I was then the only newspaperman allowed to cover the Tripoli Mission, headed by then-Defense Undersecretary Carmelo Barbero, that discussed the Mindanao problem with the Moro National Liberation Front, as an official observer and recorder of that historical event in Tripoli, Libya, from December 16 to 23, 1976.
After the signing of the Tripoli Agreement, my request for an interview with President Gaddafi was granted and in that interview, the first question I asked him was his reaction on the statement of his bitter Arab political enemy, then- Egyptian President Anwar Sadat, who repeatedly called the North African leader a “Mad Man.”
Gaddafi’s curt answer was: “How can he call me a Mad Man when he’s not even a physician!”
Mr. Duterte got exposed to the intractability of the gutter language and inequities in life in his more than 25 years as a jurist and more so as a mayor of Davao City, then one of the poorest and largest urban centers in the world, a favorite playground and hangout for terrorists, leftist insurgents, robbers, gold smugglers, snatchers, prostitutes, and had more bombings and killing incidents than any other cities in the country before he turned it into the fifth livable and peaceful metropolis in the world and then becoming the first promdi President in a country whose presidency was usually dominated by the elites and the caciques, from the Senate and the House, known for their elegant manners and beautiful language, since Aguinaldo’s time.
Actually, President Duterte is both a patriot and a nationalist, and for those who do not understand the terms, their meanings are likely to equate Mr. Duterte to a psychopath or a bipolar.
Although patriotism and nationalism have different meanings, they are inextricably linked with each other if you sparingly use them to describe some people, for example, the likes of President Duterte and the late well-loved, sharp-tongued and outspoken Sen. Miriam Defensor Santiago, who was also noted for being foul-mouthed.
Patriotism is not to be confused with nationalism. Both words are normally used in an amorphous way that any definition is liable to be disputed and, therefore, one must draw a clear distinction between them as two or more conflicting meanings are involved.
“By patriotism,” said Eric Arthur Blair, who used the pen name George Orwell, a well-known English novelist, essayist and journalist, “it is an expression of love toward one’s country, while he defined nationalism as striving for independence and is inseparable from the desire for power.”

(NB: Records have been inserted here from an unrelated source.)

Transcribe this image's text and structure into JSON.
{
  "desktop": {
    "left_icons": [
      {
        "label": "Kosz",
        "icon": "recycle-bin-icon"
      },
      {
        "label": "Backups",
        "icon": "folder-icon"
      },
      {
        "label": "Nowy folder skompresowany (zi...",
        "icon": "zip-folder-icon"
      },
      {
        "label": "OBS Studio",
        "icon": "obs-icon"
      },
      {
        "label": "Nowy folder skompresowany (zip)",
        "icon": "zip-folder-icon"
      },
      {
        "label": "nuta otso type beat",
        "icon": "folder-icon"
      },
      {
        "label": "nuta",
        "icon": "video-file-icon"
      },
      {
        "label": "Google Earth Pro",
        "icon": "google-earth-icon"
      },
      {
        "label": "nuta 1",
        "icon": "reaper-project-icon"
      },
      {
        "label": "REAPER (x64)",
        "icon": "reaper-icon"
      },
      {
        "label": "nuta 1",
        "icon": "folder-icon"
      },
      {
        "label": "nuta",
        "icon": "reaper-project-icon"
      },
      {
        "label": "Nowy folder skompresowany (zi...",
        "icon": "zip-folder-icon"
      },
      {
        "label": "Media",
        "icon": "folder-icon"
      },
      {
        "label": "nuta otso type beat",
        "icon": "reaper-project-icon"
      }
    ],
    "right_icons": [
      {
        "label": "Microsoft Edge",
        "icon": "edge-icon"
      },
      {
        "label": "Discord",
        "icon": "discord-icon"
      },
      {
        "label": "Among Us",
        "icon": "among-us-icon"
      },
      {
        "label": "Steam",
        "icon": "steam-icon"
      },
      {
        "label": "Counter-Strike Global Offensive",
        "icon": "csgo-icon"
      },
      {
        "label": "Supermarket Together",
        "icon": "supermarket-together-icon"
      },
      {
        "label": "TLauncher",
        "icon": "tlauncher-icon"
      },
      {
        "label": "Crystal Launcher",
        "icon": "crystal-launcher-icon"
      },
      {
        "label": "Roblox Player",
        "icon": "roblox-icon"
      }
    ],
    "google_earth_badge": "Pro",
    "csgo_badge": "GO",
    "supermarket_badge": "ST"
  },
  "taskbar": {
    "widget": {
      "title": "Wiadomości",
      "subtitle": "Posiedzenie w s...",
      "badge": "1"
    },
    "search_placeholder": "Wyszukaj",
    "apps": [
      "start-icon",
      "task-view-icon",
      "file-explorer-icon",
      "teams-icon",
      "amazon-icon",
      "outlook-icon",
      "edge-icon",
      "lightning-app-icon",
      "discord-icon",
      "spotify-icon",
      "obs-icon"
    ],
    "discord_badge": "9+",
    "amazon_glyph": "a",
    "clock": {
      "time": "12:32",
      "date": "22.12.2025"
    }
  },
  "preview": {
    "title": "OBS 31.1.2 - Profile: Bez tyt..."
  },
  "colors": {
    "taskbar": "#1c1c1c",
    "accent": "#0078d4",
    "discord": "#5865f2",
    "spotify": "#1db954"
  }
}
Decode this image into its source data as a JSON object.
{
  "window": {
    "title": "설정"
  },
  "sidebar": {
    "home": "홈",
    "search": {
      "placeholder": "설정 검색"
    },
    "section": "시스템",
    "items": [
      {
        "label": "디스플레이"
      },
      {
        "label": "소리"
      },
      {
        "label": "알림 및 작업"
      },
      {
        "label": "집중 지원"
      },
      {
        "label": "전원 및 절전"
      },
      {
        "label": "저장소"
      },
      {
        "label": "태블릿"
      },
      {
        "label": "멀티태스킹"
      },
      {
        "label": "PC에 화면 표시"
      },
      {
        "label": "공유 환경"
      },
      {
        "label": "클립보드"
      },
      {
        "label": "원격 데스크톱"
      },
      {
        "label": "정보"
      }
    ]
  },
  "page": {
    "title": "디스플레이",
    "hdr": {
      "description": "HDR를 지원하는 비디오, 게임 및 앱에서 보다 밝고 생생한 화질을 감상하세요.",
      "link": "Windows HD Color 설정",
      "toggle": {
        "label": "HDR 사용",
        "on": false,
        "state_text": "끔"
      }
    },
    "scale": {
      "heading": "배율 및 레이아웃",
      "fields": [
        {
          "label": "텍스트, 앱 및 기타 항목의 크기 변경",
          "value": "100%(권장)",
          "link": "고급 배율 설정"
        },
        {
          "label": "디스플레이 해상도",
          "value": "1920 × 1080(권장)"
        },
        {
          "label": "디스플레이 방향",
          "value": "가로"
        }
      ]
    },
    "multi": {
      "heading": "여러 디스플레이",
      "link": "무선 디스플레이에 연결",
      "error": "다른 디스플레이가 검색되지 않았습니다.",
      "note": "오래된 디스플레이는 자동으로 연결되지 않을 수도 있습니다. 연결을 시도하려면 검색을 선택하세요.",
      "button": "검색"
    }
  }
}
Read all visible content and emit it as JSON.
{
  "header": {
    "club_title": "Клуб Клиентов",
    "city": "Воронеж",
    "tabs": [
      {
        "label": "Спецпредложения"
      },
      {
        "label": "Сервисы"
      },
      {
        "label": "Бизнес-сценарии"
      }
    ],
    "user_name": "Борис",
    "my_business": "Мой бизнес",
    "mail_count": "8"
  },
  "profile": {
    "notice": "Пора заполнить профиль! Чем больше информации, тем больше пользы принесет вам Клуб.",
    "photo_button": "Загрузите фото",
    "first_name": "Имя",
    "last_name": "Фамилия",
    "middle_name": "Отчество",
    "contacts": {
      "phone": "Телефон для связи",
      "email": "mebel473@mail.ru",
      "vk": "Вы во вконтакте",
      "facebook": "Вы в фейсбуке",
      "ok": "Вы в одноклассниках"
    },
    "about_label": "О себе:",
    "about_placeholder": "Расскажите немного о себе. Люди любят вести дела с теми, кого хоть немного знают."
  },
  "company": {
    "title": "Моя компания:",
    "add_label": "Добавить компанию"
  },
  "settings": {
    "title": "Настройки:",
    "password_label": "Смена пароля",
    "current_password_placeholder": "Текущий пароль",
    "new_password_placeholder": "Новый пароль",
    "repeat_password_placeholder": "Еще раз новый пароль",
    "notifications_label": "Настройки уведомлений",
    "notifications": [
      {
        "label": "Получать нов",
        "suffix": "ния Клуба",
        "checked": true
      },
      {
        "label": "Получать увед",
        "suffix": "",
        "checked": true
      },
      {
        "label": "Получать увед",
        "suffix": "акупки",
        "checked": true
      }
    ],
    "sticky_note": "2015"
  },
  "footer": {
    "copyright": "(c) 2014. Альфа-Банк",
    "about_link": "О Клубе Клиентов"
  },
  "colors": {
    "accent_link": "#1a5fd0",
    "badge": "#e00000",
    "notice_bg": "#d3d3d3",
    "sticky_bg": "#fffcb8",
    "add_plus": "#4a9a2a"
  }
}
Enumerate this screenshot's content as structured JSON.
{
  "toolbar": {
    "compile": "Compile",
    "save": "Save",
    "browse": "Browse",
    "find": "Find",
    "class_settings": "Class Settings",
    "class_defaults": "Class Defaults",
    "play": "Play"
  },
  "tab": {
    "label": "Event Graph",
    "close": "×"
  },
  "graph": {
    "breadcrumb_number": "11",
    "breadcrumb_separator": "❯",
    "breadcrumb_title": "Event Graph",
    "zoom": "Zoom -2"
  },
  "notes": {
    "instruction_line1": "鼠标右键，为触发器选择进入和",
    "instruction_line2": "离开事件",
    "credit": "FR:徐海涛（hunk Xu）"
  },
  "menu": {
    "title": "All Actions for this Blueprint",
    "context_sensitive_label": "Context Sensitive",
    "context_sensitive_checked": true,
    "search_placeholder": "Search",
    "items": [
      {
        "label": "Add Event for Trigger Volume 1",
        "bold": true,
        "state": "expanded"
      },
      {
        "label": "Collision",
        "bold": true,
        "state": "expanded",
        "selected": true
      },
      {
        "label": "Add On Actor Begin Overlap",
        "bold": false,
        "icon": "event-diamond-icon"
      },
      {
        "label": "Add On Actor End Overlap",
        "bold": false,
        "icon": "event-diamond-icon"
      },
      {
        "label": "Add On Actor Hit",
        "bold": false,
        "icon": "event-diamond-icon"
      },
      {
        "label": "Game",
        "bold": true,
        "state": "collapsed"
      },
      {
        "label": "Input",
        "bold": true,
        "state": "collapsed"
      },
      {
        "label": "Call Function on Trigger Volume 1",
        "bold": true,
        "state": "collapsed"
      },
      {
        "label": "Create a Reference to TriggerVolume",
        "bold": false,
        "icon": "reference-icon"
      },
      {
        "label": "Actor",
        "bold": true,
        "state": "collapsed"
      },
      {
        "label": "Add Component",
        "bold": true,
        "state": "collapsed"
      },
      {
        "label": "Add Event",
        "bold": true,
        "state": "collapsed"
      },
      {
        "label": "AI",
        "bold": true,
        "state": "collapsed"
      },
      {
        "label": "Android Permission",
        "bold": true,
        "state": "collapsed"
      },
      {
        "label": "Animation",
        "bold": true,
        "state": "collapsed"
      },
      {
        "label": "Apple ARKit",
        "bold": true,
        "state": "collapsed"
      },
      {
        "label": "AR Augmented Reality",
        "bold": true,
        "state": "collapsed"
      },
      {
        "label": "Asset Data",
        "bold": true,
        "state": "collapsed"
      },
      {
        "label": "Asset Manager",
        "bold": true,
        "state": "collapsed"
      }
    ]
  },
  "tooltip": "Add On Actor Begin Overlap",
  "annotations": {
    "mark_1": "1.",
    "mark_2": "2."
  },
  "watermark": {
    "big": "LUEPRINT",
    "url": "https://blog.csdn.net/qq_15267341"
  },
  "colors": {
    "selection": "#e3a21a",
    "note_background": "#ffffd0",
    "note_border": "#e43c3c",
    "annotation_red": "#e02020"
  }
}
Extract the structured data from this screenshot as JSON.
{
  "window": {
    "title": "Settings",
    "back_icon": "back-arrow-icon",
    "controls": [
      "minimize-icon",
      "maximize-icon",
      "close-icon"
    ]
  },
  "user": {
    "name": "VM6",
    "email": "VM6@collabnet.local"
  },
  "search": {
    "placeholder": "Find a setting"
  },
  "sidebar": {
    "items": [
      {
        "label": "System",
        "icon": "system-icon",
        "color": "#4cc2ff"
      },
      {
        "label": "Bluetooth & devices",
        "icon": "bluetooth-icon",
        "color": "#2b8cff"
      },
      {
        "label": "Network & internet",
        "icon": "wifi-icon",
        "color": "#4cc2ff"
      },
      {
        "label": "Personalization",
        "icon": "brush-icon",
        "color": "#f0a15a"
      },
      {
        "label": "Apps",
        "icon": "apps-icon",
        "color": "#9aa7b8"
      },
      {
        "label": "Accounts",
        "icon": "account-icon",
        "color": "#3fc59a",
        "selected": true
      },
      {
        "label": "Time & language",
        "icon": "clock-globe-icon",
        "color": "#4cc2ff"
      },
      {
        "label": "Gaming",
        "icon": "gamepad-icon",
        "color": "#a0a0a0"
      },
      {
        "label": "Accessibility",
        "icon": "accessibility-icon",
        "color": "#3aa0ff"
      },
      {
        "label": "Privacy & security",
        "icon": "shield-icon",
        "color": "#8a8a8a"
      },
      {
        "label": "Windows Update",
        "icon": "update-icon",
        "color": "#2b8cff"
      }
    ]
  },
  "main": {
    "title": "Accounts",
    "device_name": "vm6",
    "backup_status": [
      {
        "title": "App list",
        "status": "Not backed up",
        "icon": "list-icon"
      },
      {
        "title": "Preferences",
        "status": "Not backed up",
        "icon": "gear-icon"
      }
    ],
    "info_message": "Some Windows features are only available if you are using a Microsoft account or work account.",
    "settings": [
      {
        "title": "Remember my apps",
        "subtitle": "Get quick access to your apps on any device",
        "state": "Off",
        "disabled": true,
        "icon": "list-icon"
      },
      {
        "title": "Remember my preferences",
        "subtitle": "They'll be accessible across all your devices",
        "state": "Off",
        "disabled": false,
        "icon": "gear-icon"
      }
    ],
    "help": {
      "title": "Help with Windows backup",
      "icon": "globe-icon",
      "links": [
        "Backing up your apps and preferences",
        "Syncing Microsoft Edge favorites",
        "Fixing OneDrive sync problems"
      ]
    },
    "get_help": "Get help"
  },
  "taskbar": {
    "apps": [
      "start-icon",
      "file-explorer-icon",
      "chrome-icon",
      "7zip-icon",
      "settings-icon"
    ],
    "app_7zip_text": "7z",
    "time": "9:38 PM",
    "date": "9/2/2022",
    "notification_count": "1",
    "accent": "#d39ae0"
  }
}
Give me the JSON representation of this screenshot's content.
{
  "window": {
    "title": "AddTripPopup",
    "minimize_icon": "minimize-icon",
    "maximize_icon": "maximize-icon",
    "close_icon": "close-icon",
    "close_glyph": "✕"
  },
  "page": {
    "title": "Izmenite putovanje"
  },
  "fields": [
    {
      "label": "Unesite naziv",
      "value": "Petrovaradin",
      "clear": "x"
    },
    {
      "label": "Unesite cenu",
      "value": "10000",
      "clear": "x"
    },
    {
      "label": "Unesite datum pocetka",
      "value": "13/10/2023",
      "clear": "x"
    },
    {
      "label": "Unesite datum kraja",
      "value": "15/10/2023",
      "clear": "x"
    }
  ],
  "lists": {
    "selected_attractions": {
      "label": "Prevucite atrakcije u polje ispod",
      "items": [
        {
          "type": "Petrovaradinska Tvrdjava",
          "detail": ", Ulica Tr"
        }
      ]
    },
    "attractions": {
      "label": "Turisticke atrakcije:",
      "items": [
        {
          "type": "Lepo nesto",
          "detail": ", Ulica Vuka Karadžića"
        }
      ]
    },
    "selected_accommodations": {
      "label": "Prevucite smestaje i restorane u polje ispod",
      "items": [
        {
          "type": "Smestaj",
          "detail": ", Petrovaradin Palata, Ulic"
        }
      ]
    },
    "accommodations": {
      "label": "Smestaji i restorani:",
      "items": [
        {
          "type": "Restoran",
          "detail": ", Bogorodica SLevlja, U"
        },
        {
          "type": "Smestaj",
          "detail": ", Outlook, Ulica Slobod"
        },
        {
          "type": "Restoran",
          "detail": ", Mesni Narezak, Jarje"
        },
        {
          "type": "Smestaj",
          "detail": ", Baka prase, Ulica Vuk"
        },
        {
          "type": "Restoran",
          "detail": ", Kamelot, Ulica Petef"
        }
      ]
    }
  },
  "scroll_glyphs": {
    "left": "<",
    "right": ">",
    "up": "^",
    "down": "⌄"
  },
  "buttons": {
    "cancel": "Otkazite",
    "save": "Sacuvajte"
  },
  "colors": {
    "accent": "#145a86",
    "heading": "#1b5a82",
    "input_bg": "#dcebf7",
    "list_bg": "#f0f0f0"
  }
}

“I mean devotion to a particular place and a particular way of life, which one believes to be the best in the world but has no wish to force on other people. Patriotism is of its nature defensive, both militarily and culturally,” Orwell said.
He further described patriotism as an expression of love toward one’s country, while he defined nationalism as striving for independence and “is inseparable from the desire for power”.
“By nationalism,” Orwell said, “I mean, first of all, the habit of assuming that human beings can be classified like insects and that whole blocks of millions or tens of millions of people can be confidently labeled ‘good’ or ‘bad’. But, second—and this is much more important—I mean the habit of identifying oneself with a single nation or other unit, placing it beyond good and evil, and recognizing no other duty than that of advancing its interests.”
“The abiding purpose of every nationalist is to secure more power and more prestige, not for himself but for the nation or other unit in which he has chosen to sink his own individuality,” Orwell argued.